Part of the problem is the the “Hotel California” nature of SourceForge. Projects can check out any time they like, but they can never leave. Once a project is hosted on SourceForge, it is reportedly near-impossible for the project to be removed, even if it moves active development to a different platform. On the one hand, this is beneficial to the community, since it ensures abandoned or closed packages will remain available for download. On the other hand, it allows for undesired insertion of adware and other antisocial activities.

SourceForge is clearly no longer a safe place for developers to host projects or for users to download software. That’s a shame, because SourceForge had a take on hosting that other sites seem to ignore. GitHub, BitBucket, and others are very focused on serving as platform for hosting code. They focus on the developer experience. GitHub’s simple interfaces for forking projects and submitting pull requests (whatever technical limitations they may have) have done a great deal for making source code readily accessible and encouraging open development.

SourceForge’s strength was that it provided an easy way for users to search for projects and to download compiled releases. The casual user almost certainly lacks the skills and desire to build packages from source (and many others who are capable certainly don’t want to). The misleading “Click here to Download!” ads aside, SourceForge made it easy for users to get an installer. GitHub has a “Releases” feature which attempts to do this, though it’s not clear that the feature is widely used (full disclosure: I have not used it as a developer or a consumer).
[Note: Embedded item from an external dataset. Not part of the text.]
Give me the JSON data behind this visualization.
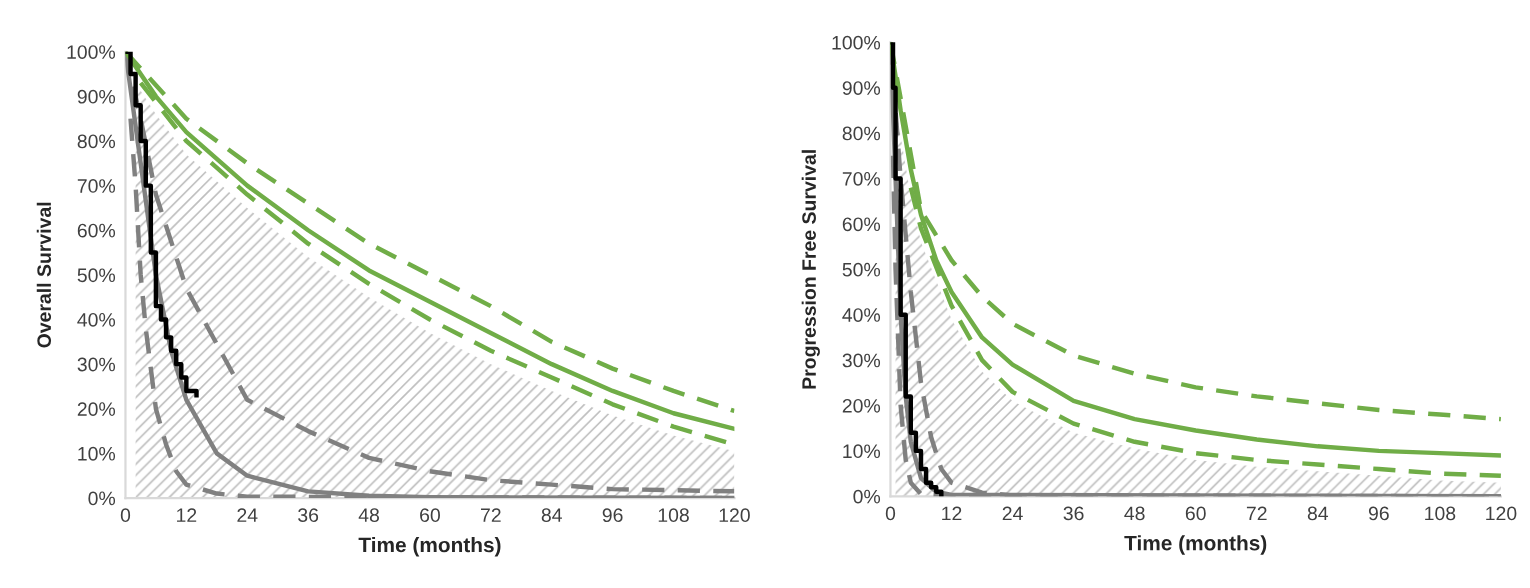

The looming death of SourceForge leaves a real gap in the accessibility of open source to the casual user. It also highlights the dangers of relying on a third-party hosting service (what’s to stop GitHub from doing something similar except the fear of irrelevance?). Self-hosting is not the easy answer it seems, though. Developers are not necessarily systems administrators and may not have the skill or the available resources to maintain their own hosting site, especially for trivial code or code that becomes widely popular. Hopefully SourceForge serves as an example of what not to do and an inspiration for someone to fill the gap better.